CA 315 décembre 2021
Un montluçonnais nous raconte
vendredi 24 décembre 2021, par
La répression a son côté spectaculaire : violences policières en manifestation, abattage judiciaire et passage par la case prison, mais aussi un côté beaucoup plus insidieux qui consiste à rendre la vie impossible à qui s’oppose un tant soit peu à l’ordre dominant. Témoignage depuis une commune rurale de l’Allier.
Cet entretien répond à l’enchaînement de faits, qui mène à une répression dans nos vies et surtout à la paupérisation des plus précaires d’entre nous. Où la solidarité paraît absente face à l’arbitraire.
Cette journée a commencé par une coupure d’électricité, en effet je devais me rendre au bureau de tabac (ouvert que le matin), mais suite à cette coupure de courant, mon réveil n’a pas tinté. Ce fut pour moi le début de mes ennuis.
Décalant en début d’après-midi mon déplacement au bureau de tabac, ce qui allait s’avérer catastrophique. Arrivée dans la ville, où se trouve un bureau de tabac ouvert toute la journée, deux motards de la gendarmerie me dévisagent soupçonneux, suite à mon écart pour éviter un véhicule faisant un peu n’importe quoi, un des motards me fit signe de me garer et l’autre de le rejoindre.
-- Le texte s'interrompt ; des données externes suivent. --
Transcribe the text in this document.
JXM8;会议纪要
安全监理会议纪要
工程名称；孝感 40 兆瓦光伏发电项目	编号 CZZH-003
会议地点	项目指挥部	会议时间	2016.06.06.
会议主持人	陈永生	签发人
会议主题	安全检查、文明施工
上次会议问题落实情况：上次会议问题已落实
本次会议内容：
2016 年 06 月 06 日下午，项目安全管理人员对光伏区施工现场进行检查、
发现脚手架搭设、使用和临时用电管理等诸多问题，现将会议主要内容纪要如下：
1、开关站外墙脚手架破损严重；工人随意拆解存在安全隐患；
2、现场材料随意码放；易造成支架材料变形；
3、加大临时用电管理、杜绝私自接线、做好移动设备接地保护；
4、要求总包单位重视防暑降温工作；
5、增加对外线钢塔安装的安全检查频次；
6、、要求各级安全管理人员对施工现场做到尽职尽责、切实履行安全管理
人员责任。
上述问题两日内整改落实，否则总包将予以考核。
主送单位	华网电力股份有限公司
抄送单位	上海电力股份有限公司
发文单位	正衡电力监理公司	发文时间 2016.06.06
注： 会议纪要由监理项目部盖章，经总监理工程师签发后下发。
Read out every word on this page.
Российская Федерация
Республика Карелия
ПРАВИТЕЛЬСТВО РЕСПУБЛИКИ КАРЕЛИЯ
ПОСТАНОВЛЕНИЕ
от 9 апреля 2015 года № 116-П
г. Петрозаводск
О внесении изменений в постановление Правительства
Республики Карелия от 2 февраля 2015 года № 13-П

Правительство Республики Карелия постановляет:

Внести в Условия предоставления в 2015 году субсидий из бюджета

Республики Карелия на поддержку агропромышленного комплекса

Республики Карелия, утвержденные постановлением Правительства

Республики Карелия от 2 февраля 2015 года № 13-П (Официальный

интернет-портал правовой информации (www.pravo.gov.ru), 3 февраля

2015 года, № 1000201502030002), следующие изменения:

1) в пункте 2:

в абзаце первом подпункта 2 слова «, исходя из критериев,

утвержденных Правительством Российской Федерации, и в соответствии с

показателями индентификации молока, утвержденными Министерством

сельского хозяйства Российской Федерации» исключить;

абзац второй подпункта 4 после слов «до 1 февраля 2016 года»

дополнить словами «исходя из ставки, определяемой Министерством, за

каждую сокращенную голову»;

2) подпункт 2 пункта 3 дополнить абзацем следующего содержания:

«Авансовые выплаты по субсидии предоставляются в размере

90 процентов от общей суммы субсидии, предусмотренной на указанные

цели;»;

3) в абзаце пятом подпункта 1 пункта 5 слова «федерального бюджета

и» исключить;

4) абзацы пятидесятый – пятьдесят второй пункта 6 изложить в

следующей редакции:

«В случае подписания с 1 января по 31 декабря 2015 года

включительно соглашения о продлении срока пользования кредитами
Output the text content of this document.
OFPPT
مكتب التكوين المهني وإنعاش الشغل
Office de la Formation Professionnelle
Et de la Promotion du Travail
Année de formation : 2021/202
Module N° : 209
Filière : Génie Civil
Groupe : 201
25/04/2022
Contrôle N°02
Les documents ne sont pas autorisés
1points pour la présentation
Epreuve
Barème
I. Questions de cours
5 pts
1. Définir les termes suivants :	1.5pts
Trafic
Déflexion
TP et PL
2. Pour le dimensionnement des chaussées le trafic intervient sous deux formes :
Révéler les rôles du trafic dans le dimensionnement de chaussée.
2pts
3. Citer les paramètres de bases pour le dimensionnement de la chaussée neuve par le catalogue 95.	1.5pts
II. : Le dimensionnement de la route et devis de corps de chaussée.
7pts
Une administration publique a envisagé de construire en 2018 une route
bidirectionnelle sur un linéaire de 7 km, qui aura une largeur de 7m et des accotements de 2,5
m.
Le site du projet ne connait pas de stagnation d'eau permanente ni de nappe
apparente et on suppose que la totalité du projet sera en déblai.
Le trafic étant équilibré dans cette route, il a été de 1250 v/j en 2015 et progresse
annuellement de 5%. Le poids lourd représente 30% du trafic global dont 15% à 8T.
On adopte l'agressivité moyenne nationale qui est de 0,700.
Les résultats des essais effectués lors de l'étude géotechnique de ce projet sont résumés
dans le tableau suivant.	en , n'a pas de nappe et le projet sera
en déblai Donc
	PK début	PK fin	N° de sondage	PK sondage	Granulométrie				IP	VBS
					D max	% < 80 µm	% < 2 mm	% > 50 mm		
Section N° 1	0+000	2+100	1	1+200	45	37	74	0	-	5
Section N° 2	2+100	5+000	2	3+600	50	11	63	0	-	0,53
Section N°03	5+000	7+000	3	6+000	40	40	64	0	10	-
Suite à une interprétation non fondée, le gendarme m’ayant arrêté dit que mon écart lui étant suspect, pensant que mon acte étant dans l’intention de les éviter, procéda à une vérification de papiers, mais se prolongea avec un contrôle de substances illicites.
Ma salive me dénonça, car le test s’avéra positif. J’entamais la négociation, où j’appris que contrairement à l’alcool qui s’estompe, selon les individu.e.s, entre 6 à 8 heures après la dernière absorption, le cannabis lui était décelable de trois jours à plusieurs semaines selon la fréquence de son utilisation.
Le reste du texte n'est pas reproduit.